New Agilent spinoff named Keysight Technologies

It may seem like a simple name: Keysight Technologies. It couldn't be that hard to come up with. Right?

Wrong.

There were 4,500 contenders when Agilent Technologies executives began the hair-splitting process of choosing a new name for its electronic measurement division, which will be spun off into a new company later this year.

On Tuesday, Agilent announced it had selected a name for the company, which will be based in Santa Rosa.

Keysight Technologies.

The new name had to convey a message. It had to be easy to pronounce. And it had to be a name that wouldn't cause unintended embarrassment when translated into another language.

So that long list of creative ideas was hacked down quickly after the many monikers were checked for website availability, possible trademark violations, and the potential of unflattering translations in dozens of other languages. A pile of about 30 survivors remained.

"Picking a standard, off-the-shelf word is almost impossible," said Ron Nersesian, the Agilent executive who will become CEO of the new company. "The first thing was to really figure out what do we stand for as a company, and to really understand what our values are."

So Nersesian tasked Mike Gasparian, vice president of marketing for the electronics measurement division of Agilent, with assembling an international name-vetting team within Agilent and finding an expert to help tag the budding company, which traces its roots to Hewlett-Packard.
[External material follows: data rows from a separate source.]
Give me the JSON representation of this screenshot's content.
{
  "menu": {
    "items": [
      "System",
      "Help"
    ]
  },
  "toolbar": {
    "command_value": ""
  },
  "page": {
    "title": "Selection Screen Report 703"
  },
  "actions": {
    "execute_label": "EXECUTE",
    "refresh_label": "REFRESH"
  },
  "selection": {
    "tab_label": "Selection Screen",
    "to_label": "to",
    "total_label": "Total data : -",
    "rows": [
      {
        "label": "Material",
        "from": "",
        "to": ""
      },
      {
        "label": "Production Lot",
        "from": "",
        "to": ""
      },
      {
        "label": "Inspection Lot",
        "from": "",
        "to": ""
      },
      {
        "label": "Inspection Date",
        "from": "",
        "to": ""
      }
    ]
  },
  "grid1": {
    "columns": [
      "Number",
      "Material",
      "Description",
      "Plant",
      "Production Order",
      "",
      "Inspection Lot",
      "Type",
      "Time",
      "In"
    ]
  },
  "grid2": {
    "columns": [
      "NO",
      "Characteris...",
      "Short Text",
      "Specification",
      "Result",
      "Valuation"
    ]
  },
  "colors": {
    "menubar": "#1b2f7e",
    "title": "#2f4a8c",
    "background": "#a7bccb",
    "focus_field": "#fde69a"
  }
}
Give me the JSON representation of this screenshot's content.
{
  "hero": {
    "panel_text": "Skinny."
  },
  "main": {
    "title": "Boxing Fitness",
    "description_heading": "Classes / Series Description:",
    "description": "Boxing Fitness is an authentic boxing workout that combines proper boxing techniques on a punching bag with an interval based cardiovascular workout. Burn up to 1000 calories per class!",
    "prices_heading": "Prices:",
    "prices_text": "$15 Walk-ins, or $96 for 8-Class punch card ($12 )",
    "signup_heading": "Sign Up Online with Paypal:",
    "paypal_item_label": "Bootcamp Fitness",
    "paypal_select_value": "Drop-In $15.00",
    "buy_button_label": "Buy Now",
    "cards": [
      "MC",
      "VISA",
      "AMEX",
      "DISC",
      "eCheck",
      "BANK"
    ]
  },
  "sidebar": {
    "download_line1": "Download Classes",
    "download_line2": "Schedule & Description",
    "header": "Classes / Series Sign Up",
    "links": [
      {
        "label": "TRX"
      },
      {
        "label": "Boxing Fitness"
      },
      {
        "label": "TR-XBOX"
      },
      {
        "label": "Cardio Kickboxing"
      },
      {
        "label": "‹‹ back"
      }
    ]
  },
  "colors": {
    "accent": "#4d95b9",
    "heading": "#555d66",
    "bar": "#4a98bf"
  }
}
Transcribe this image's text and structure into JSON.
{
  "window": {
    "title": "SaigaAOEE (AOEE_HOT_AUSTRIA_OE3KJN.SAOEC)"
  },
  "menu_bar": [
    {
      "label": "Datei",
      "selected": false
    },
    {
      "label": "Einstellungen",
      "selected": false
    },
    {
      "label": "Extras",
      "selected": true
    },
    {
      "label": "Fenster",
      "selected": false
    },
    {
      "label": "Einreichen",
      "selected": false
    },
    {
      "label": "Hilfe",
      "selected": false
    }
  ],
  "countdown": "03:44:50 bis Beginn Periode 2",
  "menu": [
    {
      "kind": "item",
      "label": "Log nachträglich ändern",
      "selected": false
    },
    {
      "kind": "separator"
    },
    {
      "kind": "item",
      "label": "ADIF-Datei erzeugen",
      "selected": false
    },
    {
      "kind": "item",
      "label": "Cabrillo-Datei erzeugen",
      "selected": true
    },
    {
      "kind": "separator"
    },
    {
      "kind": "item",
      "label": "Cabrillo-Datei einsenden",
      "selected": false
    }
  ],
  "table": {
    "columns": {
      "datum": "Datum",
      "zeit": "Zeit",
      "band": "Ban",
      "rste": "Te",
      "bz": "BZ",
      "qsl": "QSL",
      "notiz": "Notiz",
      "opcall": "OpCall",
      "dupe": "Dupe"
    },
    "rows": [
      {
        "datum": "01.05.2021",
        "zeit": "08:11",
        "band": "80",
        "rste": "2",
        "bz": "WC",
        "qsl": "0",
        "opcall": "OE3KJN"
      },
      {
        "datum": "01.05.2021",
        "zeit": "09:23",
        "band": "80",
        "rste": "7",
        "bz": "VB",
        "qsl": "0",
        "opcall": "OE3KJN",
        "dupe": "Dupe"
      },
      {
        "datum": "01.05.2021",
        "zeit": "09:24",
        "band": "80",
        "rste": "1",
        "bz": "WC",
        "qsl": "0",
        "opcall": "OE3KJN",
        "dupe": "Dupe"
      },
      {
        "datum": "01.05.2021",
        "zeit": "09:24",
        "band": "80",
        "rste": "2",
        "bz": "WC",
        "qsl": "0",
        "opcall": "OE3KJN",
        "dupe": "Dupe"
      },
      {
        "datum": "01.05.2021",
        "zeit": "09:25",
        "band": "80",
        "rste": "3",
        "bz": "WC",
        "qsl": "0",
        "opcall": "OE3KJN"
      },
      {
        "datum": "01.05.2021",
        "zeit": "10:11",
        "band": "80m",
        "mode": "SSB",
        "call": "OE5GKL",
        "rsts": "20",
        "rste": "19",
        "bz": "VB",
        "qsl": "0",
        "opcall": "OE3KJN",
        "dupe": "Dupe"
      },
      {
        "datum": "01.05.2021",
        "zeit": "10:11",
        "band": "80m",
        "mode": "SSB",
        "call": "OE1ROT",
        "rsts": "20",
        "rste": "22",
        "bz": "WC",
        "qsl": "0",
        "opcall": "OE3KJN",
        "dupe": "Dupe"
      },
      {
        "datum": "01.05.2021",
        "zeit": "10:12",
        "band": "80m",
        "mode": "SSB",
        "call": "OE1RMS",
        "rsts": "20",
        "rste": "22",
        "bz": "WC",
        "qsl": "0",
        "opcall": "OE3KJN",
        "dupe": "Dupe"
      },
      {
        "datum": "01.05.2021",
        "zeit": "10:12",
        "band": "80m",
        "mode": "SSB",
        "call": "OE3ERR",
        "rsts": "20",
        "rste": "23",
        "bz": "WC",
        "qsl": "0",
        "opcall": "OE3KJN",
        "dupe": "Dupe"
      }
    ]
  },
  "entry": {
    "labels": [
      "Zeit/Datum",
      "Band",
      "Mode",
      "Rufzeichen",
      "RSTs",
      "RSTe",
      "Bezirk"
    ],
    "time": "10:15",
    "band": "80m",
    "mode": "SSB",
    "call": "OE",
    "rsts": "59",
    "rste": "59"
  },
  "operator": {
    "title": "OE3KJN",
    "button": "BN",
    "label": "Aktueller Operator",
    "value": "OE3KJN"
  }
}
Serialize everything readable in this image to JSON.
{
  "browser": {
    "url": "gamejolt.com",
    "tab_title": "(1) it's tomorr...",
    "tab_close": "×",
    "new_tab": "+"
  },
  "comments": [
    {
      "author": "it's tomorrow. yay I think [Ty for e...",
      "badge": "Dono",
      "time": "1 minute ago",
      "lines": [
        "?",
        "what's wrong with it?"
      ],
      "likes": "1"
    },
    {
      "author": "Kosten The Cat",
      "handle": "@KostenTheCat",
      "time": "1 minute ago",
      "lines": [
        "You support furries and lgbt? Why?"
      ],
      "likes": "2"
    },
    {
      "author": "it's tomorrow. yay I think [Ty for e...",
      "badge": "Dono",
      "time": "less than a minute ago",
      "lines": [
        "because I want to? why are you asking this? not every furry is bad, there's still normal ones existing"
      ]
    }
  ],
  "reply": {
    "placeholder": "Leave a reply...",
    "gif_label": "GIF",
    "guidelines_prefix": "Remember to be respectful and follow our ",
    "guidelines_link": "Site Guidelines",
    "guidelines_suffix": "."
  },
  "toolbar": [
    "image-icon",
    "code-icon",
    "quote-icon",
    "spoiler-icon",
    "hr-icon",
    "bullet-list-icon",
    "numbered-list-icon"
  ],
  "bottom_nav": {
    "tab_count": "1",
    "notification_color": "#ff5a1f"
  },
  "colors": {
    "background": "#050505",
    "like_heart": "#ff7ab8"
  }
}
"The internal naming team was multi-regional, cross-functional, cross-level and multi-generational," Nersesian said. "I wanted to make sure we had people who were relatively new employees as well as people who were very seasoned represented."

A day or two after Agilent announced the spinoff in late September, Gasparian got on the phone with Laurel Sutton, principal at Catchword, a naming company in Oakland that he'd found through his research. Sutton drove up to Santa Rosa and the naming team debriefed her on the company and what it wanted to convey.

"I would definitely describe it as a wild ride, three months of insanity," Gasparian said.

They began with six or seven possible directions for the name, and for each of those areas the Catchword team came up with hundreds of possibilities.

"There were a number of names we kicked around that would have been related to our early days, our history with Hewlett-Packard," Gasparian said. "The older employees really thought that was cool. The younger people, they didn't know anything about it. Like the street that Hewlett-Packard started on. They didn't know anything about the street."

Then came the tedious process of elimination. The Agilent employees around the globe logged onto their computers at a designated time, and then the monikers got their global critique.

Gasparian found that the lawyer in the Belgium area was more conservative than the lawyer in Russia, so he played referee between the two.

Then came a name that the team really liked, but the Internet domain name was taken.

"We hired a private investigator to find out who the person was, and whether it would be available for purchase," Gasparian said. "It turned out to be a religious evangelist who was writing a book, and the book wasn't published yet, but that was going to be the domain."

And there was the name that had a meaning in Japanese with an inappropriate sexual connotation.

"We really dodged a bullet with dropping that one off the list," Gasparian said. "You just run into all sorts of things you wouldn't anticipate."

Finally, the team had a list of about a dozen names which it presented to Nersesian, who had the final say. None of them worked.

"Talk about a hollow feeling in the stomach," Gasparian said. "The first list had 10 or 15 names on it, and he came back instantly to his iPhone like, 'I don't like any of these.'"

So the team went back to the drawing board, literally. They decided that rather than coming up with just words, they would present mock-ups of billboards and logos to go with the names.

"It's really hard to just take a bunch of letters and put them together, and have somebody identify with them right away," Gasparian said.

In the end, the word "Keysight" conveyed what executives wanted: the sense that the company has the ability to see what others cannot, and that it unlocks insights for its customers, Nersesian said. Its tagline, "Unlocking measurement insights for 75 years," commemorates its history with Hewlett-Packard, from which Keysight originated.

The logo, designed by Landor Associates in San Francisco, is a stylized waveform, which is the shape and form of a common electrical signal, said Jeff Weber, Agilent spokesman. The symbol represents the company's undivided focus on electronic measurement once it separates from Agilent, Weber said.

Keysight Technologies will begin operating as a company within Agilent on Aug. 1, and will separate from Agilent in November. The company, which will have 9,500 workers in 30 countries, employs 1,175 people in Sonoma County.

In the meantime, business cards will bear both names. Signs will be changed in August, Nersesian said.

"It's really an exciting time here. The employees are very jazzed," Nersesian said. "Myself and all the employees are excited about taking Keysight to the next level."

The company's website is www.keysight.com.